Performative Lying: When Power Stops Pretending
“When power lies without flinching, it’s not deception—it’s domination. The truth is no longer disputed. It’s defied.” - Mary Coughlin
Performative Lying: When Power Stops Pretending
Performative Lies Do 4 Key Things:
How Falsehood Becomes a Weapon—And What We Can Do About It
There’s a special kind of lie that doesn’t try to hide.
It doesn’t whisper.
It doesn’t squirm under scrutiny.
It stands tall, smug, and unashamed—daring you to question it.
This is performative lying.
And it’s not just deceit.
It’s domination.
What Is Performative Lying?
Unlike a lie meant to avoid embarrassment or cover up a mistake, performative lies are told on purpose, in public, and often in plain defiance of fact.
They aren’t just meant to convince you.
They’re meant to control you.
When an elected official says something demonstrably false—like “the 2020 election was stolen,” or “climate change is a hoax”—they aren’t necessarily speaking to reality.
They’re testing loyalty.
They’re forcing a choice: agree with the lie or be cast as the enemy.
Performative Lies Do 4 Key Things:
Show Power
“I can say whatever I want, and you can’t stop me.”Demand Loyalty
“If you’re really with me, you’ll repeat this—even if it costs you your integrity.”Distort Reality
“You’re not allowed to trust your own eyes or your own moral compass.”Punish Truth-Telling
“If you question me, you’re weak, woke, unpatriotic—or worse.”
It’s Not Just Political. It’s Psychological.
Performative lying is a form of gaslighting at scale.
It creates disorientation.
It seeds fear.
It makes people second-guess what they know to be true—sometimes to the point of numbness or resignation.
And for trauma survivors, especially those with histories of coercion or manipulation, it can feel eerily familiar.
Why It Works (For a While)
Authoritarian leaders don’t need everyone to believe them.
They just need enough people to repeat the lie, or remain silent in the face of it.
In a trauma-informed frame, we understand:
Some people repeat the lie to stay safe.
Some go along because the truth is too painful to confront.
Some believe the lie because they’ve been conditioned to trust power over principle.
But all of us are impacted when lies replace truth as the foundation of public life.
What We Can Do
We don’t need to match rage with rage.
We need to match manipulation with clarity, fear with integrity, and performance with presence.
Here’s how we resist performative lying:
Name it: Say out loud what is happening. Don’t minimize it.
Reclaim your compass: Return to your core values, even if others don’t.
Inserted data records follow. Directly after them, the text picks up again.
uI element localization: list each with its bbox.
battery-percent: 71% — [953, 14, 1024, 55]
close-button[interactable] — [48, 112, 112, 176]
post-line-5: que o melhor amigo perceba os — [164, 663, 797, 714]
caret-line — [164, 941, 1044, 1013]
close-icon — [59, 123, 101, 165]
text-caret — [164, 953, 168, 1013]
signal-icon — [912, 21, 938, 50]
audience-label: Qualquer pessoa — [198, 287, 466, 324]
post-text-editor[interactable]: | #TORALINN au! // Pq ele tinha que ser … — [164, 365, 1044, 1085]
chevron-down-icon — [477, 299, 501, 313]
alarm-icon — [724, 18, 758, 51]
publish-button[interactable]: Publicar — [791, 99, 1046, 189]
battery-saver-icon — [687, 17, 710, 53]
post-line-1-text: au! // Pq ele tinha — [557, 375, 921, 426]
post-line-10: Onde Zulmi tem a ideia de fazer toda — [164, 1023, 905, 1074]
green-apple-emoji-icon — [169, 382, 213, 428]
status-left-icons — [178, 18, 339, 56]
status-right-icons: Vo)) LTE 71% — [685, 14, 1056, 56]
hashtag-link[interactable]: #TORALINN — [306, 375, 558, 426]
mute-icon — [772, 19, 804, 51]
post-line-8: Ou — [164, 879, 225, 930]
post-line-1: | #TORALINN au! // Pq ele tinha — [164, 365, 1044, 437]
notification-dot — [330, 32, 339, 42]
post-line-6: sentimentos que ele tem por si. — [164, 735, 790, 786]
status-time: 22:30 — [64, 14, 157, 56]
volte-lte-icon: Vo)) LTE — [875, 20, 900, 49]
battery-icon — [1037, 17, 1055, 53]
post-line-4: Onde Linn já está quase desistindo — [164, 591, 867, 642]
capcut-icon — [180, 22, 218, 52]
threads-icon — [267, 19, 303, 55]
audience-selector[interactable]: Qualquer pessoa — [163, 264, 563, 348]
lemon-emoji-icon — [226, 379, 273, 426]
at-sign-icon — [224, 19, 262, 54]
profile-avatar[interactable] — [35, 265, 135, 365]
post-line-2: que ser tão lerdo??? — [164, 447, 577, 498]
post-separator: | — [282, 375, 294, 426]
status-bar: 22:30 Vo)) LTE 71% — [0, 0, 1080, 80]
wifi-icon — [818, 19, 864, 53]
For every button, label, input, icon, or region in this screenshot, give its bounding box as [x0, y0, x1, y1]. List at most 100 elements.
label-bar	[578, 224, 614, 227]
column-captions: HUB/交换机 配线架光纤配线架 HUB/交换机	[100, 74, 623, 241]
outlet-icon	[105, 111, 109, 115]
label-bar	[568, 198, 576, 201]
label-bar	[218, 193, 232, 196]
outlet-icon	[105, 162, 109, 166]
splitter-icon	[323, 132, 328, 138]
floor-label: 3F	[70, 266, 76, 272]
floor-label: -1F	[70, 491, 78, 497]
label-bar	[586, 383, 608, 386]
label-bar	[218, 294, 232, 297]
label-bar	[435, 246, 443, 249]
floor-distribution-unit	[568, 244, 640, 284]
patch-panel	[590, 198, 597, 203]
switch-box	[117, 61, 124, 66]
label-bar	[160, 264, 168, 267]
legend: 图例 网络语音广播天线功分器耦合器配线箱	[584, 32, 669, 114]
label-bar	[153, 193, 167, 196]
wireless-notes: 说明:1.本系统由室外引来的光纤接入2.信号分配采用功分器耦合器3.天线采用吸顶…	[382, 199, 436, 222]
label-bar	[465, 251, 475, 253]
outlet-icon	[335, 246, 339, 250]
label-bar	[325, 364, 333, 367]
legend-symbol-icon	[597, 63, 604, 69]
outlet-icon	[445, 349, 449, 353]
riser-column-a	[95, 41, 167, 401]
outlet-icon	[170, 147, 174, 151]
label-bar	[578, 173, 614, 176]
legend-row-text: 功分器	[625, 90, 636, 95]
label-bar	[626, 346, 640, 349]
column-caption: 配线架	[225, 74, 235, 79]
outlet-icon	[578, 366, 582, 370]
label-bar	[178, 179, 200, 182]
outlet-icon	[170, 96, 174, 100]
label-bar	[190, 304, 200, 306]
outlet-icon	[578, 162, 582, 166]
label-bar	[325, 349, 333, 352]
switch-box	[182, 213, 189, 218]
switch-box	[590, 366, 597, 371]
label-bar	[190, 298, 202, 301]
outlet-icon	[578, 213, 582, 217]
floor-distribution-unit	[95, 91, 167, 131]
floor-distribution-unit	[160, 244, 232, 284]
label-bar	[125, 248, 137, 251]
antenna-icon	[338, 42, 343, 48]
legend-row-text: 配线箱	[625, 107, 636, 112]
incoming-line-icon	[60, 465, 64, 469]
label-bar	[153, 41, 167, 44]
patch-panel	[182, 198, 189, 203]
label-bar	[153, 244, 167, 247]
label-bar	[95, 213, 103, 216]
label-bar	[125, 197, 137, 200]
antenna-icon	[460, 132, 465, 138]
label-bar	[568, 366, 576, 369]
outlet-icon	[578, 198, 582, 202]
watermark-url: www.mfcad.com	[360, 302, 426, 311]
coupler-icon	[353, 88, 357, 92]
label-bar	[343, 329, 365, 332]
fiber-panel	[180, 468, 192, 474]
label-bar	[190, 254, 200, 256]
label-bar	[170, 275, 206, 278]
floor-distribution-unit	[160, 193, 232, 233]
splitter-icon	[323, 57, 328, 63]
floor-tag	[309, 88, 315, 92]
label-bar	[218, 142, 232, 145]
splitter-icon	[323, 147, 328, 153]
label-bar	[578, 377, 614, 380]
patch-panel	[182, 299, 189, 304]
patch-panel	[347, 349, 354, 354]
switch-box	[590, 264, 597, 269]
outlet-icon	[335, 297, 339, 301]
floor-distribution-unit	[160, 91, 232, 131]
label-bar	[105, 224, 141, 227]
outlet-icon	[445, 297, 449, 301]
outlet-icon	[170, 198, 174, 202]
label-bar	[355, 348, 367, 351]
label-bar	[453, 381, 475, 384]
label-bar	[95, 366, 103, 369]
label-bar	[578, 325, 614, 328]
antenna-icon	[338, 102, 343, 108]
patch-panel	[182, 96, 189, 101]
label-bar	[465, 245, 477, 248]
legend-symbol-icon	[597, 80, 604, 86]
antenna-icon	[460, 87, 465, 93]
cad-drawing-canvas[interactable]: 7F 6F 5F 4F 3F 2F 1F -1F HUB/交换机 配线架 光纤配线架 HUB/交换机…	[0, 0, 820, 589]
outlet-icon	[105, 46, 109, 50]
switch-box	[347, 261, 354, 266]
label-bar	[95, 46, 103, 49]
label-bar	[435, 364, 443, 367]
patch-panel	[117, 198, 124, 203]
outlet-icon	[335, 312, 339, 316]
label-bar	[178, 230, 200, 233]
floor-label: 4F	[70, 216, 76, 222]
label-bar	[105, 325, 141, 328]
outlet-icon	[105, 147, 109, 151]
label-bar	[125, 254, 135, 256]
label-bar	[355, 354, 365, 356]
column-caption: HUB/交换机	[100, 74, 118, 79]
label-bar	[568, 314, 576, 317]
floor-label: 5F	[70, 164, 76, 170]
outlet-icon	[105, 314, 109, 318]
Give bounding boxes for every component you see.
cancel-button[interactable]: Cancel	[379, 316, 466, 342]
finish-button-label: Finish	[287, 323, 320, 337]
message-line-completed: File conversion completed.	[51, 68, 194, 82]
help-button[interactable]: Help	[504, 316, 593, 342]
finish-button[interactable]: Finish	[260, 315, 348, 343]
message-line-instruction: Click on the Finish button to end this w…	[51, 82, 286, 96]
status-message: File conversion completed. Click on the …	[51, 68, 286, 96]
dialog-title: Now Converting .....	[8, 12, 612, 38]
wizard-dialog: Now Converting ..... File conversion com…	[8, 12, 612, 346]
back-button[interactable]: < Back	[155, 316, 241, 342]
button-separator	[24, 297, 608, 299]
Support truth-tellers: Especially those being punished for it.
Tell the truth anyway: Not because everyone will listen, but because someone might.
Hold the line in community: Lies lose their power when truth is shared.
This is not about political sides.
This is about the soul of our civic life—and whether truth still has a place in it.
We don’t have to be perfect.
But we do have to be present.
And we do have to choose: silence or truth, comfort or courage.
Because when lying becomes a performance, telling the truth becomes an act of resistance.